“You weren’t there.”
These words hit me to the core.
Many years ago, I was a young father of four children. I tried to find a balance between starting a new business, serving at church, and being a good husband and father.
I owned two retail electric bike stores. One was near my house and the other was a 4 hour drive away. To keep both stores running, I drove to the second store every week and was there Monday through Thursday. I would drive home on Thursday evenings and go to the first store on Friday and Saturday. On Sunday I would serve at church all day and on Sunday evening I would return to my second burial. I maintained this schedule for about a year and a half.

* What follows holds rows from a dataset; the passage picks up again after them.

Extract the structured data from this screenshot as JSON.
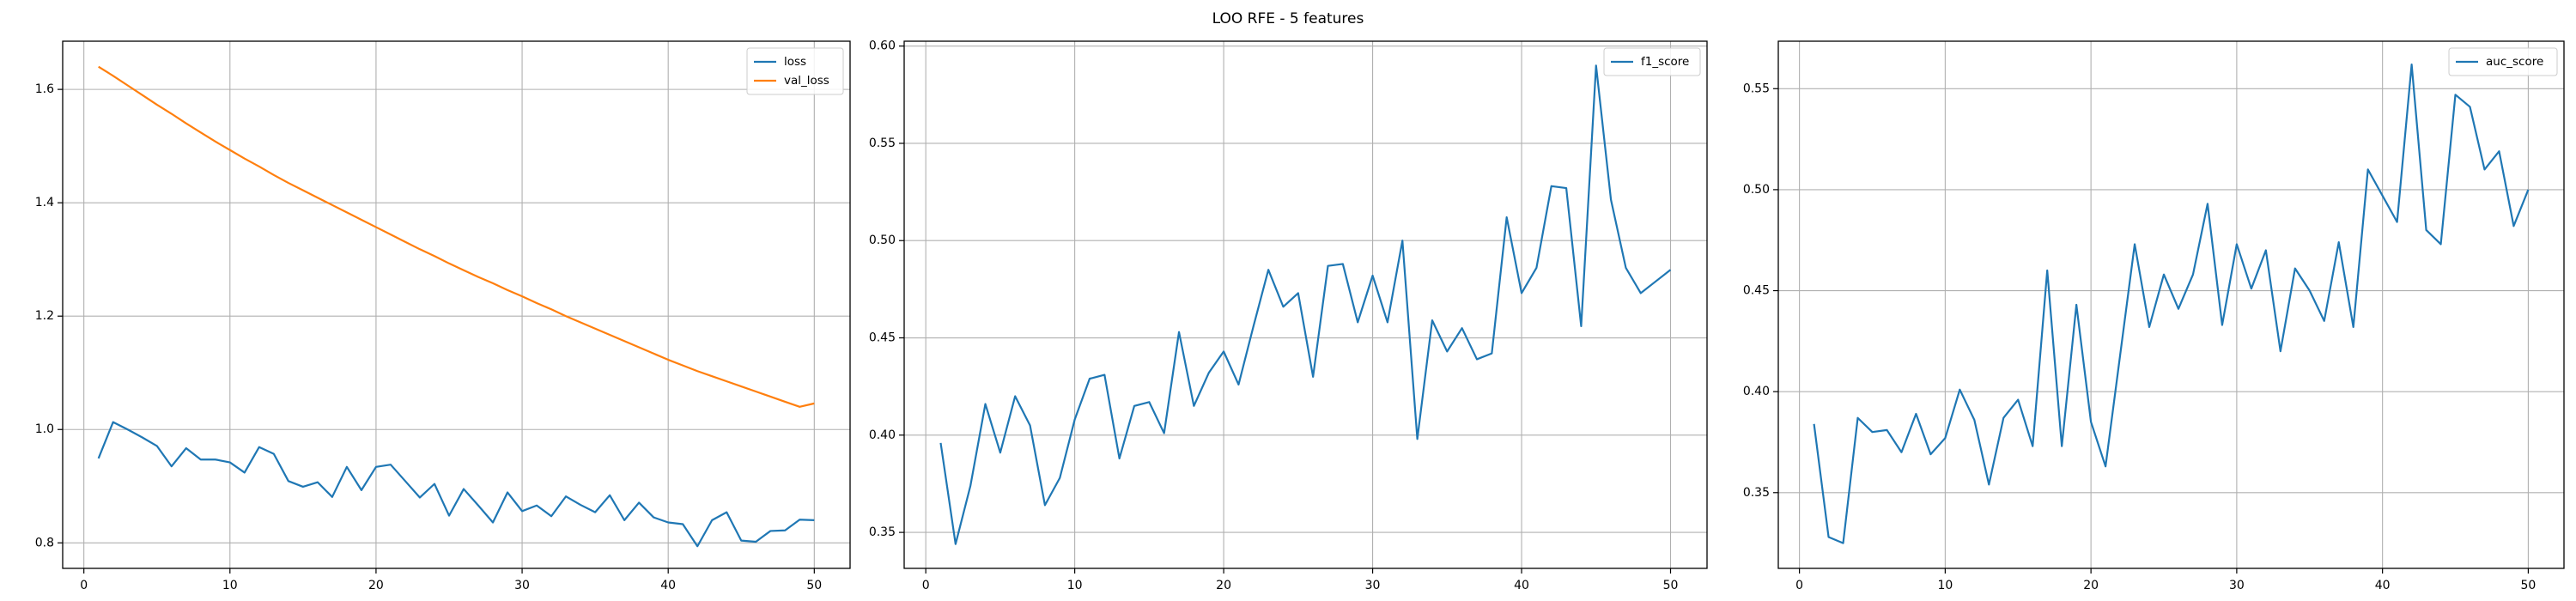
{
  "figure": {
    "title": "LOO RFE - 5 features"
  },
  "colors": {
    "blue": "#1f77b4",
    "orange": "#ff7f0e",
    "grid": "#b0b0b0",
    "axis": "#000000"
  },
  "chart_data": [
    {
      "type": "line",
      "grid": true,
      "legend_position": "top-right",
      "xlim": [
        -1.45,
        52.45
      ],
      "ylim": [
        0.755,
        1.685
      ],
      "xticks": [
        0,
        10,
        20,
        30,
        40,
        50
      ],
      "yticks": [
        0.8,
        1.0,
        1.2,
        1.4,
        1.6
      ],
      "ytick_labels": [
        "0.8",
        "1.0",
        "1.2",
        "1.4",
        "1.6"
      ],
      "x": [
        1,
        2,
        3,
        4,
        5,
        6,
        7,
        8,
        9,
        10,
        11,
        12,
        13,
        14,
        15,
        16,
        17,
        18,
        19,
        20,
        21,
        22,
        23,
        24,
        25,
        26,
        27,
        28,
        29,
        30,
        31,
        32,
        33,
        34,
        35,
        36,
        37,
        38,
        39,
        40,
        41,
        42,
        43,
        44,
        45,
        46,
        47,
        48,
        49,
        50
      ],
      "series": [
        {
          "name": "loss",
          "color": "#1f77b4",
          "values": [
            0.949,
            1.013,
            1.0,
            0.986,
            0.971,
            0.935,
            0.967,
            0.947,
            0.947,
            0.942,
            0.924,
            0.969,
            0.957,
            0.909,
            0.899,
            0.907,
            0.881,
            0.934,
            0.893,
            0.934,
            0.938,
            0.909,
            0.88,
            0.904,
            0.848,
            0.895,
            0.866,
            0.836,
            0.889,
            0.856,
            0.866,
            0.847,
            0.882,
            0.867,
            0.854,
            0.884,
            0.84,
            0.871,
            0.845,
            0.836,
            0.833,
            0.794,
            0.84,
            0.854,
            0.804,
            0.802,
            0.821,
            0.822,
            0.841,
            0.84
          ]
        },
        {
          "name": "val_loss",
          "color": "#ff7f0e",
          "values": [
            1.64,
            1.624,
            1.607,
            1.59,
            1.573,
            1.557,
            1.54,
            1.524,
            1.508,
            1.493,
            1.478,
            1.464,
            1.449,
            1.435,
            1.422,
            1.409,
            1.396,
            1.383,
            1.37,
            1.357,
            1.344,
            1.331,
            1.318,
            1.306,
            1.293,
            1.281,
            1.269,
            1.258,
            1.246,
            1.235,
            1.223,
            1.212,
            1.2,
            1.189,
            1.178,
            1.167,
            1.156,
            1.145,
            1.134,
            1.123,
            1.113,
            1.103,
            1.094,
            1.085,
            1.076,
            1.067,
            1.058,
            1.049,
            1.04,
            1.046
          ]
        }
      ]
    },
    {
      "type": "line",
      "grid": true,
      "legend_position": "top-right",
      "xlim": [
        -1.45,
        52.45
      ],
      "ylim": [
        0.3315,
        0.6025
      ],
      "xticks": [
        0,
        10,
        20,
        30,
        40,
        50
      ],
      "yticks": [
        0.35,
        0.4,
        0.45,
        0.5,
        0.55,
        0.6
      ],
      "ytick_labels": [
        "0.35",
        "0.40",
        "0.45",
        "0.50",
        "0.55",
        "0.60"
      ],
      "x": [
        1,
        2,
        3,
        4,
        5,
        6,
        7,
        8,
        9,
        10,
        11,
        12,
        13,
        14,
        15,
        16,
        17,
        18,
        19,
        20,
        21,
        22,
        23,
        24,
        25,
        26,
        27,
        28,
        29,
        30,
        31,
        32,
        33,
        34,
        35,
        36,
        37,
        38,
        39,
        40,
        41,
        42,
        43,
        44,
        45,
        46,
        47,
        48,
        49,
        50
      ],
      "series": [
        {
          "name": "f1_score",
          "color": "#1f77b4",
          "values": [
            0.396,
            0.344,
            0.374,
            0.416,
            0.391,
            0.42,
            0.405,
            0.364,
            0.378,
            0.408,
            0.429,
            0.431,
            0.388,
            0.415,
            0.417,
            0.401,
            0.453,
            0.415,
            0.432,
            0.443,
            0.426,
            0.456,
            0.485,
            0.466,
            0.473,
            0.43,
            0.487,
            0.488,
            0.458,
            0.482,
            0.458,
            0.5,
            0.398,
            0.459,
            0.443,
            0.455,
            0.439,
            0.442,
            0.512,
            0.473,
            0.486,
            0.528,
            0.527,
            0.456,
            0.59,
            0.521,
            0.486,
            0.473,
            0.479,
            0.485
          ]
        }
      ]
    },
    {
      "type": "line",
      "grid": true,
      "legend_position": "top-right",
      "xlim": [
        -1.45,
        52.45
      ],
      "ylim": [
        0.3125,
        0.5735
      ],
      "xticks": [
        0,
        10,
        20,
        30,
        40,
        50
      ],
      "yticks": [
        0.35,
        0.4,
        0.45,
        0.5,
        0.55
      ],
      "ytick_labels": [
        "0.35",
        "0.40",
        "0.45",
        "0.50",
        "0.55"
      ],
      "x": [
        1,
        2,
        3,
        4,
        5,
        6,
        7,
        8,
        9,
        10,
        11,
        12,
        13,
        14,
        15,
        16,
        17,
        18,
        19,
        20,
        21,
        22,
        23,
        24,
        25,
        26,
        27,
        28,
        29,
        30,
        31,
        32,
        33,
        34,
        35,
        36,
        37,
        38,
        39,
        40,
        41,
        42,
        43,
        44,
        45,
        46,
        47,
        48,
        49,
        50
      ],
      "series": [
        {
          "name": "auc_score",
          "color": "#1f77b4",
          "values": [
            0.384,
            0.328,
            0.325,
            0.387,
            0.38,
            0.381,
            0.37,
            0.389,
            0.369,
            0.377,
            0.401,
            0.386,
            0.354,
            0.387,
            0.396,
            0.373,
            0.46,
            0.373,
            0.443,
            0.385,
            0.363,
            0.418,
            0.473,
            0.432,
            0.458,
            0.441,
            0.458,
            0.493,
            0.433,
            0.473,
            0.451,
            0.47,
            0.42,
            0.461,
            0.45,
            0.435,
            0.474,
            0.432,
            0.51,
            0.497,
            0.484,
            0.562,
            0.48,
            0.473,
            0.547,
            0.541,
            0.51,
            0.519,
            0.482,
            0.5
          ]
        }
      ]
    }
  ]
}
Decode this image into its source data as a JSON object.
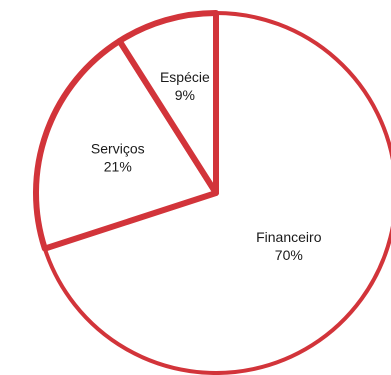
{
  "chart_data": {
    "type": "pie",
    "categories": [
      "Financeiro",
      "Serviços",
      "Espécie"
    ],
    "values": [
      70,
      21,
      9
    ],
    "value_labels": [
      "70%",
      "21%",
      "9%"
    ],
    "colors": {
      "outline": "#d2343a",
      "fill": "#ffffff",
      "label": "#1a1a1a"
    },
    "start_angle_deg": 0,
    "direction": "clockwise",
    "legend": "none"
  }
}
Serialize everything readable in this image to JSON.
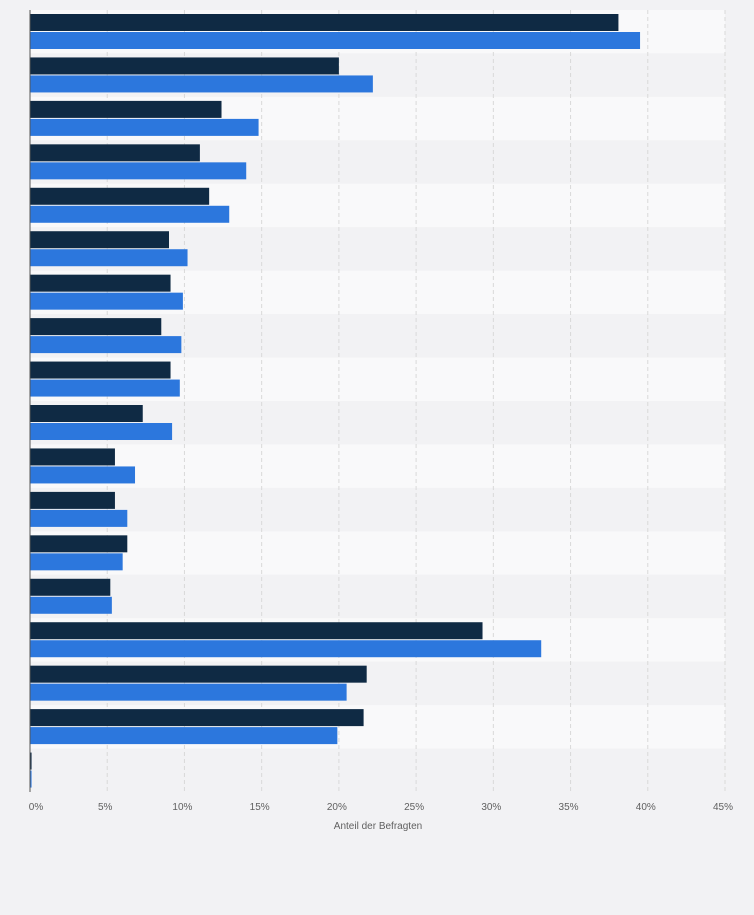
{
  "chart_data": {
    "type": "bar",
    "orientation": "horizontal",
    "categories": [
      "",
      "",
      "",
      "",
      "",
      "",
      "",
      "",
      "",
      "",
      "",
      "",
      "",
      "",
      "",
      "",
      "",
      ""
    ],
    "series": [
      {
        "color": "#0f2a44",
        "values": [
          38.1,
          20.0,
          12.4,
          11.0,
          11.6,
          9.0,
          9.1,
          8.5,
          9.1,
          7.3,
          5.5,
          5.5,
          6.3,
          5.2,
          29.3,
          21.8,
          21.6,
          0.1
        ]
      },
      {
        "color": "#2c77dd",
        "values": [
          39.5,
          22.2,
          14.8,
          14.0,
          12.9,
          10.2,
          9.9,
          9.8,
          9.7,
          9.2,
          6.8,
          6.3,
          6.0,
          5.3,
          33.1,
          20.5,
          19.9,
          0.1
        ]
      }
    ],
    "xlim": [
      0,
      45
    ],
    "xticks": [
      0,
      5,
      10,
      15,
      20,
      25,
      30,
      35,
      40,
      45
    ],
    "tick_labels": [
      "0%",
      "5%",
      "10%",
      "15%",
      "20%",
      "25%",
      "30%",
      "35%",
      "40%",
      "45%"
    ],
    "xlabel": "Anteil der Befragten",
    "grid": true,
    "legend": "none"
  },
  "colors": {
    "page_background": "#f2f2f4",
    "plot_band_light": "#f9f9fa",
    "plot_band_dark": "#f2f2f4",
    "grid": "#d9d9d9",
    "tick_text": "#606060"
  }
}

One Sunday evening, before leaving for my second trip to the store, I was looking through some photos of my family and came across a series of photos I didn’t recognize. I told my wife I didn’t remember the incident. “You weren’t there,” she said, sweetly but sharply.
crystal moment
In his advice to new employees, Brad Smith, former CEO of Intuit, described two moments in our lives: Rubber Moments and Crystal Moments.
Inspiring moments are important moments in our children’s lives, and even though we as parents miss them, they can come back.
Crystal Moments are important moments in our children’s lives, and missing them shatters them. Or put another way, if we are there for our children in these moments, we can create beautiful, crystalline memories that will last a lifetime.
The challenge is knowing which is which. This is tricky because what seems like an inspiring moment for a parent can be a defining moment for the child, and vice versa.
So how do you know which moments are defining moments, and how can you be present in them?
5 habits for decisive moments
Here are five habits that can help you meet the “critical” moments in your child’s life.
1. Planning
Taking time to plan together as a family is critical to learning how to identify critical moments. When you discuss things together, hold regular family meetings, plan your schedule together, plan important events, and follow through, you create a system that not only helps keep your busy family schedule organized, but also creates learning opportunities. As you make a plan together, you will begin to learn what is important to each child. You will learn to listen to them and they will see that it is important in your busy life.
2. Communication
The second habit builds on the first: learning how to communicate and listen to your child. We all know that we can say something and our children will hear it differently. This is because we all communicate in our own language. Gary Chapman calls it “the language of love.”
The key to building a strong communication channel with your child is to try to understand your child more than he or she tries to understand you. Pay attention to how they show appreciation, affection, and concern for you and your family members. This is usually a clue as to what they value and how you can reach them. Is it fun time with your family? service? Time together? Do you say kind, encouraging words?
Learning how to communicate effectively with your child will help you understand him or her better. You will learn to recognize which moments in their lives are defining moments.
3. Concentrate
In order to make plans and communicate better with your children, it’s important for them to know how important they are to you. When you are with them, be with them. Focus on them. Make them a priority and let them know that they really are the most important people in your life.
Although you may not usually be able to be with your child as much as you would like, giving your child your full attention when you are with them goes a long way in building trust and understanding. Put down your phone. Turn off the electronics and turn on the family hub.
4. Be flexible
It is often not convenient to be present for your children. My teenage daughter loved telling stories at night. After midnight she will come back to life. My wife and I were usually exhausted, but she would come home, lay down at the foot of the bed, and start chatting and talking about her day.
As uncomfortable as this was for us, it was important that we were there for her when she was ready to talk. We tried talking at other times, but it wasn’t as good as the conversations we had under the bed after midnight. We had to be there for our daughter at that time. And yes, even if she is out of the house and in college, guess what time she wants to call and talk… After midnight.
5. Put your family first.
I have great faith in parental intuition. Sometimes we just know. If we put our children first, there will be times when we hear a little voice on our shoulder telling us we need to attend a certain event or reach out to one of our children. We can keep our children top of mind by praying for them every day, setting reminders for special events on our calendars, and keeping photos of our children on our desks. And when you get a “trigger” to do something, say something, or be somewhere… do it! Try sending a simple text. Call us by phone. Take a car and go.
When you take time out of your busy schedule to be there for your kids, especially when they don’t plan it, you show them that nothing is more important in your life than them. When they know this, they will trust you, talk to you, and open up to you.
conclusion
These five habits for creating “defining moments” in your child’s life require careful, intentional practice. The more you practice these five habits, the better you will be able to recognize important moments and be there for your children when they need you most.